In honor of the OpenRestaurants Festival, Kedem grants us a one-time opportunity to visit his magical paradise. We will begin the meeting with a brief tour of Studio Arcadia’s garden, where you will connect to the roots, colors, and fragrances of the fresh ingredients. We will continue to a demonstration workshop with Chef Kedem, who will tell us about his distinctive studio as he prepares a variety of unique dishes inspired by the flavors of his childhood and the special surroundings where he works. During the demonstration, as you enjoy a glass of wine, you will be able to taste the dishes that you watched him prepare: Jerusalem Espresso, a Jerusalem-style lentil soup; chiga with pine nuts — a traditional Kedem family recipe; fish ceviche; earth salad — a salad made with root vegetables in season and Studio Arcadia’s shawarma from the tabun — lamb with a mixture of homemade spices with Iraqi-style tomato salad on the side.

This activity will be held in Hebrew

About the Location

In the heart of the village of Ein Karem in Jerusalem, Chef Ezra Kedem has been working to define Israeli cuisine and spread the word about it. He began his journey in 1995 when he founded the Arcadia Restaurant in Jerusalem, an important institution in Israeli culinary culture. Chef Kedem has worked over the years to develop Israeli cuisine based on fresh local ingredients, some of which he grows organically himself; a search for flavors, a blending of different flavors from various cultures in Israel, particularly in Jerusalem, a melting pot for East and West Jerusalem and a culinary journey of contemporary personal interpretation of the flavors of his childhood and his world view.

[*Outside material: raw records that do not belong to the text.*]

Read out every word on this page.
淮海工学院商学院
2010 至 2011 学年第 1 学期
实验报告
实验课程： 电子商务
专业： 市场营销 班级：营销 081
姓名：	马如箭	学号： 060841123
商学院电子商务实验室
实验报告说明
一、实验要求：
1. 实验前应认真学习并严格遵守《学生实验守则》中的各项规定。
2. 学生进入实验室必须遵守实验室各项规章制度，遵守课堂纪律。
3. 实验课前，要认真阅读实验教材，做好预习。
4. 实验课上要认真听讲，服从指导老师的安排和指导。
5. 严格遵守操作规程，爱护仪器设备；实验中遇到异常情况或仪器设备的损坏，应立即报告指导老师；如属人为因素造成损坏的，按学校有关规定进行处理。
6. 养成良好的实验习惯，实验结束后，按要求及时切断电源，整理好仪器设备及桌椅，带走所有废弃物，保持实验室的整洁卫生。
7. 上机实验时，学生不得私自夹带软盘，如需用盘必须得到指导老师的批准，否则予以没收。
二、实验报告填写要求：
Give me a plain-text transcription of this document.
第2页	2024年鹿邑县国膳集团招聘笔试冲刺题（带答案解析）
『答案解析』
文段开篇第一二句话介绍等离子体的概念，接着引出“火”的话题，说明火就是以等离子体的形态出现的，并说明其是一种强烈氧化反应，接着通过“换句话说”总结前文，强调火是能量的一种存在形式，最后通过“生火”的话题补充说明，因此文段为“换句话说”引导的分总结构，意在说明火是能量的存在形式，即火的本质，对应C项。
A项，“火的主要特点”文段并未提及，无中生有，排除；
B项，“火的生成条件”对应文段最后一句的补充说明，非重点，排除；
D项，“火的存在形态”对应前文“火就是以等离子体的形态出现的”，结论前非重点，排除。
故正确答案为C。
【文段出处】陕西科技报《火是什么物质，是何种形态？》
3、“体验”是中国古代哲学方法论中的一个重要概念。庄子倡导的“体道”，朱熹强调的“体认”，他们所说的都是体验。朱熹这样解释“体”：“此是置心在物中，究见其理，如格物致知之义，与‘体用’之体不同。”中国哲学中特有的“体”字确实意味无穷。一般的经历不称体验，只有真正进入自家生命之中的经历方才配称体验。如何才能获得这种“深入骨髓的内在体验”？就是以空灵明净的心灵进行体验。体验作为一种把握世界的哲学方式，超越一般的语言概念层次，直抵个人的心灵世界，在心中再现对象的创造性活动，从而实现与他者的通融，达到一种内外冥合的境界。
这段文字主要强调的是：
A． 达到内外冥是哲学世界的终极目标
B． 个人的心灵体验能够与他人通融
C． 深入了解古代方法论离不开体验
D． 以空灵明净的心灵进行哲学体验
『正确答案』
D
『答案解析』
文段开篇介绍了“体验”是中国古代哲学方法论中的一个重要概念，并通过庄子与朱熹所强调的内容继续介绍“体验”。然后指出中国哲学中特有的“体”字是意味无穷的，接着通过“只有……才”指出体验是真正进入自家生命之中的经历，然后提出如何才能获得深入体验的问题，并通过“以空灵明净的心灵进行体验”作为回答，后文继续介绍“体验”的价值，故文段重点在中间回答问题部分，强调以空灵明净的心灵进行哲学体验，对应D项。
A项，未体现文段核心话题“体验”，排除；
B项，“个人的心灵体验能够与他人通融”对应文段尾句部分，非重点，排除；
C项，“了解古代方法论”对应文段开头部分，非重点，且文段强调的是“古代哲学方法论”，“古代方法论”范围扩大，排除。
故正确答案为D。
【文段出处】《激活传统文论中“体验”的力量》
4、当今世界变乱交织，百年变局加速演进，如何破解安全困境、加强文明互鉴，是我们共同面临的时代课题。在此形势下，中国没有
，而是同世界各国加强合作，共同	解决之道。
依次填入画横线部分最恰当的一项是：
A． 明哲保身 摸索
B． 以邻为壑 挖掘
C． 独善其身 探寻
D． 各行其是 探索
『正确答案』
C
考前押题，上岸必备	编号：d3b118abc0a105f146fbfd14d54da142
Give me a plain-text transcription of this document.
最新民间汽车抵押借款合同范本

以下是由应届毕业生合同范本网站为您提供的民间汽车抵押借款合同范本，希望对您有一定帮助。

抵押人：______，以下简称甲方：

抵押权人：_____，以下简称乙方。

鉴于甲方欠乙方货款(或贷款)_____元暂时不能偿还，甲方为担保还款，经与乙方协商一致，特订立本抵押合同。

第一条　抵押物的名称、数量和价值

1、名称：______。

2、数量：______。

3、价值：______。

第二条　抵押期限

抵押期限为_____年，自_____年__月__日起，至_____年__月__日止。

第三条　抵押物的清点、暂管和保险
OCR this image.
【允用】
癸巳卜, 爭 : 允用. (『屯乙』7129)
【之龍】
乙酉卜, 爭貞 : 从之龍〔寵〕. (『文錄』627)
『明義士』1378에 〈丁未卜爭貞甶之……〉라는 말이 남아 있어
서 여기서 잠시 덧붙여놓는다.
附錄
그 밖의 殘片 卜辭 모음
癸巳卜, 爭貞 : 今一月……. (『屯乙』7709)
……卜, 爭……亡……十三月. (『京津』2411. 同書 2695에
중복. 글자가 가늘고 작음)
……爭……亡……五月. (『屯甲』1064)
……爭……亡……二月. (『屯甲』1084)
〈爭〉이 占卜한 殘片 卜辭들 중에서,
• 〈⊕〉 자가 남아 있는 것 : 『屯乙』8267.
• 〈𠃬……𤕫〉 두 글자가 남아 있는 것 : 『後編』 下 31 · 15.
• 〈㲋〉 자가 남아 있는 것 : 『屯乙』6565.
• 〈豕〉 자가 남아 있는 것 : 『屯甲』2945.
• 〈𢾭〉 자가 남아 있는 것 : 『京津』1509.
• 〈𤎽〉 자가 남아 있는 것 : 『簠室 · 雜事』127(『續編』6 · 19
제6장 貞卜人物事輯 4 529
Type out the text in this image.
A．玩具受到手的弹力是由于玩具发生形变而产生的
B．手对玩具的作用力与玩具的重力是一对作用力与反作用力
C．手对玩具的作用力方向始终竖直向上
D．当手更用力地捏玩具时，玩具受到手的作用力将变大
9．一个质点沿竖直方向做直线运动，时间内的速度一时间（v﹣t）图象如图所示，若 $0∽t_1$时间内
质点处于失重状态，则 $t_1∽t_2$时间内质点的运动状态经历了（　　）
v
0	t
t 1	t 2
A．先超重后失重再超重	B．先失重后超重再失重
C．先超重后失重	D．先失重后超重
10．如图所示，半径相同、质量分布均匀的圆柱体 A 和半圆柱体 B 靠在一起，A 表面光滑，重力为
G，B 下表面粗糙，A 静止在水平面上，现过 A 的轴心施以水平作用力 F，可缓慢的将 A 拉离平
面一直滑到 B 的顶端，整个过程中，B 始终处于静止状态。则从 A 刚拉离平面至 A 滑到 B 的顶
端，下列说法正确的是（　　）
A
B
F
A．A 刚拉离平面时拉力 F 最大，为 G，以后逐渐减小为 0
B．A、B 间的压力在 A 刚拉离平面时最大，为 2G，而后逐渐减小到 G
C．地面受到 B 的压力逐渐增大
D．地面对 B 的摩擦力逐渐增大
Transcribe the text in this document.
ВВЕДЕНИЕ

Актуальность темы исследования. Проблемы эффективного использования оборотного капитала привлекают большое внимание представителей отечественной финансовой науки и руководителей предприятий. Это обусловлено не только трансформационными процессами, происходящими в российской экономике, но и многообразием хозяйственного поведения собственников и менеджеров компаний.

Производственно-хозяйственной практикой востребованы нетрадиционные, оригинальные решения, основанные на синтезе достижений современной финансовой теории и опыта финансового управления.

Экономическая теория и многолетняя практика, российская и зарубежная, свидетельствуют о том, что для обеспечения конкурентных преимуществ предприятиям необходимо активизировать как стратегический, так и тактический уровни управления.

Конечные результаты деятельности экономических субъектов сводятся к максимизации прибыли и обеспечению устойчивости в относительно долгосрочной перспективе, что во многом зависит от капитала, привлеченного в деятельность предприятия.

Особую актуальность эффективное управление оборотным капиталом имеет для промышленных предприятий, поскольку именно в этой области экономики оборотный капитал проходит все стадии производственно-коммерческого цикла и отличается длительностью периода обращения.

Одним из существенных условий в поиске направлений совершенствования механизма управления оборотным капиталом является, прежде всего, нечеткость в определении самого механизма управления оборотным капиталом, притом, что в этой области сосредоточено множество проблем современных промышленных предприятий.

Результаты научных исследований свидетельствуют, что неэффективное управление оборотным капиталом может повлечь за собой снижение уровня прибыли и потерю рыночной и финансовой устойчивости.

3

As part of his culinary perspective and in fulfillment of a dream, the staff of Chef Ezra Kedem’s studio use the daytime hours for cultivating the land, agriculture, and growing seasonal crops. The kitchen staff divides their time between land and plate: They cultivate the farmland and examine the local growing conditions of the region. At sunset, they enter the restaurant’s kitchen to create the entrées that celebrate the essence of the place, the soil, the wind, the rain, and the sun.